3. Red natural history has the capacity to orient movements within and against the university. As a practice of seeing, interpreting, and relating to the world, red natural history extends a broad net over a range of academic disciplines, suggesting the need for both self-criticism and transformation in the sciences, social sciences, and the practical fields of landscape architecture, planning, and design. Kai Bosworth explores the tradition of radical geography, which emerged in the 1960s as an answer to geography’s imperialist legacy, asking what radical geography can do to not only redress geography’s past wrongdoings, but also actively contribute to contemporary struggles for environmental justice. Natchee Blu Barnd elaborates how ethnic studies might be conceived as a branch of red natural history, showing how, as the study of difference and differentiation conducted from the perspective of the oppressed, ethnic studies embodies the antithesis of the imperial tradition of natural history. Billy Fleming turns to landscape architecture and the design professions, asking how designers and landscape architects can forge alliances with insurgent movements for climate and environmental justice. He surveys the work of the Designing a Green New Deal studio, which he runs at the University of Pennsylvania, giving a sense of how design education might be shaped around the imperatives of red natural history, most directly by training students to produce tools that can be put to use in regional struggles.

4. Red natural history is not simply a critical project. It is a constructive, affirmative one, which seeks to find, in the gaps of the capitalist world, the signposts of another world, and from this other world, another natural history. Alberto Acosta argues that the Andean concept of buen vivir offers a vision of another world that is incommensurate with the capitalist world, proposing a combination of tactics and struggles that might bring about the “pluriverse,” which is a term that Indigenous activists and communists in Latin America are organizing around to signal a break from the Western tradition of global development. Dina Gilio-Whitaker writes from a hundred years in the future, and like Acosta, she insists that mass extinction is not guaranteed. Starting from the hypothesis that there is no future without decolonization, she works backwards to imagine the shifts that must take place to turn against the tides of climate catastrophe.

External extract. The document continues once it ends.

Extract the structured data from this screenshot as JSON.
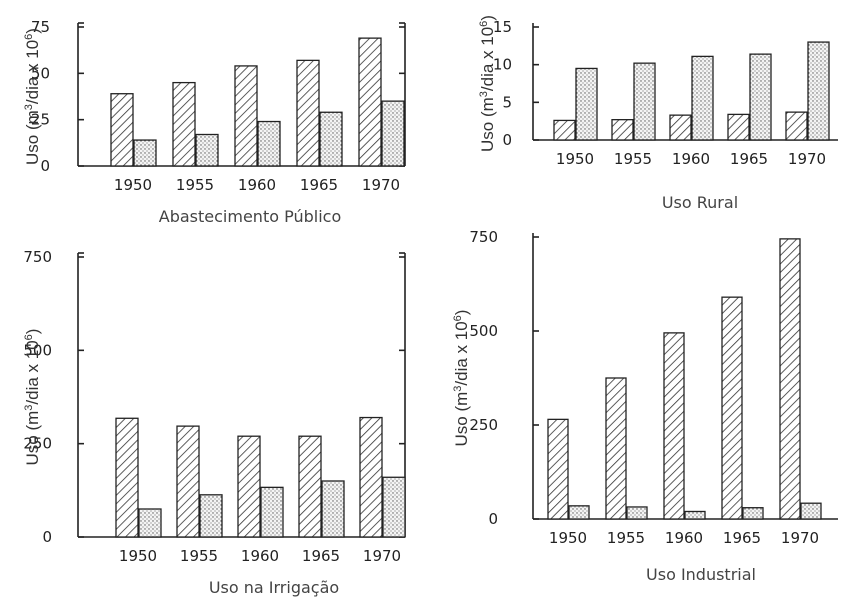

Gilio-Whitaker joins with others in the Periscope dossier to insist on the power of revisiting the past from the perspective of a future where justice prevails.

The contributions to this edition of Periscope come together in their resolute commitment not to historicism—to seeing things “as they really were”—but to the constructive project of seeing in (natural) history the opening from which another world has always existed—a world in common that is built and sustained through reciprocal relations between people, animals, and the land. This is not a conclusive statement on what red natural history is and does. More than anything else, it is an invitation to others to join in the struggle to determine the pathways through which the red in natural history can come into view.

–Steve Lyons for Not an Alternative

Not An Alternative (est. 2004) is a collective that works at the intersection of art, activism, and theory. The collective’s latest, ongoing project is The Natural History Museum (2014–), a traveling museum that highlights the socio-political forces that shape nature. The Natural History Museum collaborates with Indigenous communities, environmental justice organizations, scientists, and museum workers to create new narratives about our shared history and future, with the goal of educating the public, influencing public opinion, and inspiring collective action.